Dave Weigel: standing tall in Georgetown

Dave Weigel has probably never heard of Allen Drury and is of such a tender age that he almost certainly has never read Drury’s 1966 novel, Capable of Honor. Which is a shame, because he might have recognized somebody familiar.

Capable of Honor, the third in a series of political thrillers that began with the 1959 mega-bestseller Advise and Consent, dealt with the role of the news media in national politics. While the novel has long been out of print, it is notable for having introduced a memorable phrase into the American language: “standing tall in Georgetown”.

Anyone familiar with the intellectual and cultural milieu of the nation’s capital will grasp the meaning of the phrase immediately. It refers to the tendency of those who come to Washington to go native, to gradually abandon the ideals that brought them there and adopt the worldview of their new environment. The phrase is most often applied to Republican Congressmen who were elected on platforms of fiscal conservatism but, after a few years in office, forget the principles that got them elected and join the other pigs at the trough.

However, Drury invented the phrase to describe something slightly different, namely the desire of journalists for praise and approval from their peers in the news business. Although they may start out attempting to be objective reporters, they soon succumb to peer pressure, to the temptation to “stand tall in Georgetown”. And this always means moving to the left.

This is apparently what happened to Dave Weigel.

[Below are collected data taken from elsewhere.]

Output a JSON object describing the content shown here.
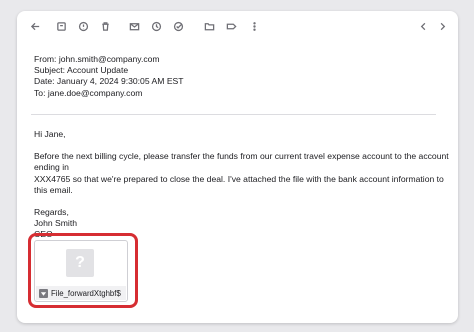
{
  "toolbar": {
    "icons": [
      "back-icon",
      "archive-icon",
      "spam-icon",
      "trash-icon",
      "mail-icon",
      "clock-icon",
      "task-icon",
      "move-icon",
      "label-icon",
      "more-icon",
      "prev-icon",
      "next-icon"
    ]
  },
  "email": {
    "from": "From: john.smith@company.com",
    "subject": "Subject: Account Update",
    "date": "Date: January 4, 2024 9:30:05 AM EST",
    "to": "To: jane.doe@company.com",
    "greeting": "Hi Jane,",
    "paragraph_line1": "Before the next billing cycle, please transfer the funds from our current travel expense account to the account ending in",
    "paragraph_line2": "XXX4765 so that we're prepared to close the deal. I've attached the file with the bank account information to this email.",
    "signoff": "Regards,",
    "sender_name": "John Smith",
    "sender_title": "CEO"
  },
  "attachment": {
    "thumbnail_glyph": "?",
    "file_name": "File_forwardXtghbf$",
    "highlight_color": "#d62d32"
  }
}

For the past few months, Weigel has been blogging about the conservative movement for the Washington Post. He was forced to resign Friday after leaked emails he had written disparaging some prominent conservatives came to light.

I first became aware of Weigel’s existence around 2006 when links to his Reason articles began showing up in Google searches. While his articles reflected his more-or-less left-libertarian views, they also showcased his ability to dig deeply and get to the bottom of a story. It was like putting a good old-fashioned shoe-leather city desk reporter to work covering stories of national significance.

Weigel left the neo-libertarian Reason for the more leftish Washington Independent at the end of 2008, and then joined the Washington Post‘s on-line edition three months ago to write about conservatives. The idea apparently was to have a “conservative” writing about conservatives to counterbalance liberals Greg Sargent and Ezra Klein, who wrote about liberals. However, say critics, Weigel was not truly a conservative or even much of a libertarian.

Conservatives were never entirely happy with Weigel’s blog posts, but partly this may have been because of confusion over what he was supposed to be doing. Was he supposed to be promoting conservatism as his colleague Klein promoted liberalism? Or was he supposed to objectively report on it?

Whatever his job was, it was pretty clear he didn’t care much for those he was covering. Although there were some high points in his blog, such as his defense of Kentucky Senate candidate Rand Paul’s statements on the public accommodations provisions of the 1964 Civil Rights Act, he didn’t exactly conceal how he felt about most conservatives. He characterized opponents of same-sex marriage as “bigots” on his Twitter account in May, and in his leaked emails he expressed wishes for the demise of Rush Limbaugh and Matt Drudge and made derogatory comments about Pat Buchanan and Ron Paul.

Weigel’s drift to the left began long before he joined the Post. While at the Washington Independent, he was a frequent critic of opponents of Obamacare, and wrote disdainfully of the likes of Rep. Michele Bachmann and former Gov. Sarah Palin.

The Post should have known this when they hired him. But then, the atmosphere breathed by Washington journalists is such that maybe there is no way they could have known it. Bernard Goldberg has written that leftist ideology is so deeply embedded in newsroom culture that journalists cannot recognize bias even as they practice it.

To stand tall in Georgetown, you have to blend into the environment around you. You have to laugh at all the disparaging jokes about conservatives, nod in knowing agreement when Sarah Palin is dismissed as an airhead, and agree wholeheartedly with your colleagues’ assessment of Tea Partiers as a bunch of ignorant, racist bigots. If you don’t, you make those around you uncomfortable — who let him in? — and you might soon find yourself unemployable.

The Post is so steeped in it’s left-wing biases that it has a major problem even knowing what a conservative (or libertarian) is. It should come as no great surprise that a newspaper that thinks Kathleen Parker is a conservative would also believe Dave Weigel is one, too.